Governor Alejandro Garcia Padilla shocked the nation in June when he called on creditors to postpone bond payments and restructure the U.S. territory's $72 billion in public debt. He said said the debt was "unpayable."
Puerto Rico's Chief of Staff Victor Suarez said earlier this week that the commonwealth did not have the current cash flow to pay bond holders. Many of the investors are Puerto Rican residents who sought a tax-free steady source of income.
The milestone is likely to cause panic over other debts that Puerto Rico may not pay in the future, and would also cast doubts over proposals to restructure its finances.
“The cash flow is delicate,” Suarez said, “We just don’t see having the money available to make the bond payment.”
Experts say failure to pay the debt will be another blow to the residents of Puerto Rico, who already have been shouldering the economic burden of their island.
“The real challenge with Puerto Rico is that most of the costs in their restructuring are going to be borne by Puerto Ricans, whether it’s ratepayers, taxpayers, service recipients or bondholders,” said Matt Fabian, partner at Concord, Mass.-based research firm Municipal Market Analytics, to the Wall Street Journal.
Fabian told the Journal that a default from Puerto Rico would be the largest in the history of the $3.7 trillion market for debt sold by U.S. state and local governments.
Daniel Rodriguez Collazo, executive president of Cooperatives Supervision and Insurance Corp., which regulates and insures the credit unions, expressed hope that the Puerto Rican government could find a last-minute way to make the bond payment.
Monday, Aug. 3, would be when it would be officially known if Puerto Rico defaults on its bond debt since payments that fall on a weekend can be made the next closest business day, according to published reports.
Suarez insists that missing the Aug. 1 payment would not be tantamount to defaulting, according to Reuters. But credit rating agencies such as Standard & Poor's and Moody’s say failure to pay on rated bonds on the day they’re due are a default in their view.
"It (would be) the first failure by the government to pay on a debt to public investors and indicates the weakness of the government's ability and willingness to pay," Reuters quoted Timothy Blake, managing director of Moody's Public Finance Group, as saying.

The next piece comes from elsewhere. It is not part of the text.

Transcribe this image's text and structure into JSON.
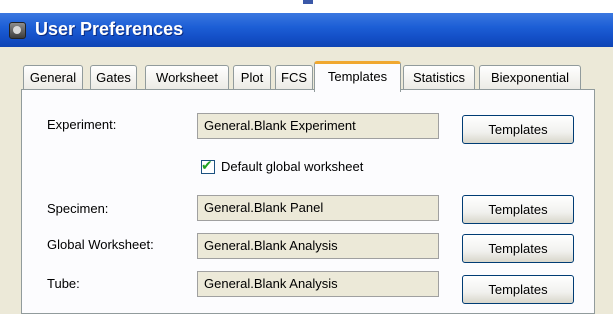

Puerto Rico is entering its ninth year in recession, and the administration of Gov. García Padilla has been pushing for the right of its public agencies to file for bankruptcy under Chapter 9, but the proposal has not drawn any Republican co-sponsors. Leading House Republicans have said they worry that allowing such access would not solve Puerto Rico's financial difficulties, and Garcia traveled to the U.S. to meet with legislators and Lew on the issue.
Puerto Rico has a 12.6 percent unemployment rate — twice that of the national average.
The increasing financial hardship on the island has led to the exodus of many people, many of them professionals. Many have settled in Florida, now home to nearly 1 million Puerto Ricans.